Answer
The solution is $3$.
Work Step by Step
Convert $\frac{\pi }{4}$ into degrees.
$\begin{align}
& \frac{\pi }{4}=\frac{\pi }{4}\left( \frac{180\text{ }\!\!{}^\circ\!\!\text{ }}{\pi } \right) \\
& =\left( \frac{\pi }{\pi } \right)\left( \frac{180\text{ }\!\!{}^\circ\!\!\text{ }}{4} \right) \\
& =45\text{ }\!\!{}^\circ\!\!\text{ }
\end{align}$
Convert $\frac{\pi }{6}$ into degrees.
$\begin{align}
& \frac{\pi }{6}=\frac{\pi }{6}\left( \frac{180\text{ }\!\!{}^\circ\!\!\text{ }}{\pi } \right) \\
& =\left( \frac{\pi }{\pi } \right)\left( \frac{180\text{ }\!\!{}^\circ\!\!\text{ }}{6} \right) \\
& =30\text{ }\!\!{}^\circ\!\!\text{ }
\end{align}$
The expressions for $\tan \theta $ and $\csc \theta $ are
$\tan \theta =\frac{a}{b}$ …… (I)
$\csc \theta =\frac{c}{a}$ …… (2)
Here, $a$ is the length of the side opposite to $\theta $ , $b$ is the length of the side adjacent to $\theta $ and $c$ is the hypotenuse.
In triangle 1,
For $\theta =45\text{ }\!\!{}^\circ\!\!\text{ }$ , $a=1$ and $b=1$
Substitute $\frac{\pi }{4}$ for $\theta $ , $1$ for $a$ and $1$ for $b$ in equation (I).

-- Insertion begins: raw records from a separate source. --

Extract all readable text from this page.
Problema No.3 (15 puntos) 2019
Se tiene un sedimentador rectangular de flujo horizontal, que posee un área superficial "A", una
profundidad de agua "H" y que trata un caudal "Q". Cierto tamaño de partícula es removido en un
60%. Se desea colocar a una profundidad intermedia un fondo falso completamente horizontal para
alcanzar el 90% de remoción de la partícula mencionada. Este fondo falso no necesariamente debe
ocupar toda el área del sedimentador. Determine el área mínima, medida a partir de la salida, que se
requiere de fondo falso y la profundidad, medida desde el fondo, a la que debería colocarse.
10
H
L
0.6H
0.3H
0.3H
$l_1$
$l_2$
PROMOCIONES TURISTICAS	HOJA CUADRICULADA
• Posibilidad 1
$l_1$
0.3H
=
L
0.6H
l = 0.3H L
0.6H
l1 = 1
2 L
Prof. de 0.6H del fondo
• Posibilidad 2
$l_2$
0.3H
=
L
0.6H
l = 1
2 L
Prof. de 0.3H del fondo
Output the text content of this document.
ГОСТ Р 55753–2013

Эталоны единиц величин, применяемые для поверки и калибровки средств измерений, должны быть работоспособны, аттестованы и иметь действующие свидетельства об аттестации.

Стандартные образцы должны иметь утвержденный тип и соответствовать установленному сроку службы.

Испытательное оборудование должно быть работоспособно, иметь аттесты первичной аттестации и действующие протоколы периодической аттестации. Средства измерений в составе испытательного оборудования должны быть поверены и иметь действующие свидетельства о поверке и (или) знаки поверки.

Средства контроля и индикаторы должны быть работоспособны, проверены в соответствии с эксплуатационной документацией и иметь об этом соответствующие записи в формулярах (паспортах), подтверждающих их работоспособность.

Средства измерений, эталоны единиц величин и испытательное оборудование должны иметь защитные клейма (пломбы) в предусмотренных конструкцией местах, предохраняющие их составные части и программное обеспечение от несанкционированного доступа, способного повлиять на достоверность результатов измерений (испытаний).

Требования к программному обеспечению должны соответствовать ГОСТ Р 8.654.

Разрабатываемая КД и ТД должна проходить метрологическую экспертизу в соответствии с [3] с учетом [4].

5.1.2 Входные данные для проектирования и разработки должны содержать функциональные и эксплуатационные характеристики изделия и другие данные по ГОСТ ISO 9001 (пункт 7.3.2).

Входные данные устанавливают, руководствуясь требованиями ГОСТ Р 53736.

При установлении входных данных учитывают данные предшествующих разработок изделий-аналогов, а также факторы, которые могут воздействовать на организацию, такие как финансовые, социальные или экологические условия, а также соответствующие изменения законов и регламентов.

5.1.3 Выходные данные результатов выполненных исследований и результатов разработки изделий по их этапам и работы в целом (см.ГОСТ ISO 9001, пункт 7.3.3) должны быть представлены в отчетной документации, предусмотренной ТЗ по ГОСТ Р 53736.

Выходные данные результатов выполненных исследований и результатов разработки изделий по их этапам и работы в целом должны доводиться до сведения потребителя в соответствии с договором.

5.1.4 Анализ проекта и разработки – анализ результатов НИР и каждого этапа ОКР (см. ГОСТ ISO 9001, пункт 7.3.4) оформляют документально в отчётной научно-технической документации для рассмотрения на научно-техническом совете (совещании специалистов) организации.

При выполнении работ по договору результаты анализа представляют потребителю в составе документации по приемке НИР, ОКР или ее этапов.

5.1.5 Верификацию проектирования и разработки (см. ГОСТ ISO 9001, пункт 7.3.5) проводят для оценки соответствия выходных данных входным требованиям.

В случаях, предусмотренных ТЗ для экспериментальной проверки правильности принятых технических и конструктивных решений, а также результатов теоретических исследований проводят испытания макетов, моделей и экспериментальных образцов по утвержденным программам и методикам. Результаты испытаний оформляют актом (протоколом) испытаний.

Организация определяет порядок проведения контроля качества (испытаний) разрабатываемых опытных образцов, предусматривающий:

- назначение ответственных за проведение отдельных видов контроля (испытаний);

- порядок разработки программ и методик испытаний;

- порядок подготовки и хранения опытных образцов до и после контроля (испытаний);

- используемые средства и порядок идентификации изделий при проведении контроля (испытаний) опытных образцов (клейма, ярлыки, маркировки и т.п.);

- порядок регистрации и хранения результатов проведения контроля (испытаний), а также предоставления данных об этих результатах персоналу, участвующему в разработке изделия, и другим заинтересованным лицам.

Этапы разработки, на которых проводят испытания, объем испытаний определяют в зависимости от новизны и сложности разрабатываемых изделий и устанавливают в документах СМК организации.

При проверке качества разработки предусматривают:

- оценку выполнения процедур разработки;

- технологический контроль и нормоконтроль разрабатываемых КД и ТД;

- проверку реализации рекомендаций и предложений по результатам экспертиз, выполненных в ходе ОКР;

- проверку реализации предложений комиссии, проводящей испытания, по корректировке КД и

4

$\tan \frac{\pi }{4}=\frac{1}{1}$ …… (3)
In triangle 2,
For $\theta =30\text{ }\!\!{}^\circ\!\!\text{ }$ , $a=1$ and $c=2$
Substitute $\frac{\pi }{6}$ for $\theta $ , $1$ for $a$ and $2$ for $c$ in equation (2).
$\csc \frac{\pi }{6}=\frac{2}{1}$ …… (4)
Add equation (4) and equation (3).
$\begin{align}
& \tan \frac{\pi }{4}+\csc \frac{\pi }{6}=\frac{1}{1}+\frac{2}{1} \\
& =3
\end{align}$
Therefore, the solution is $3$.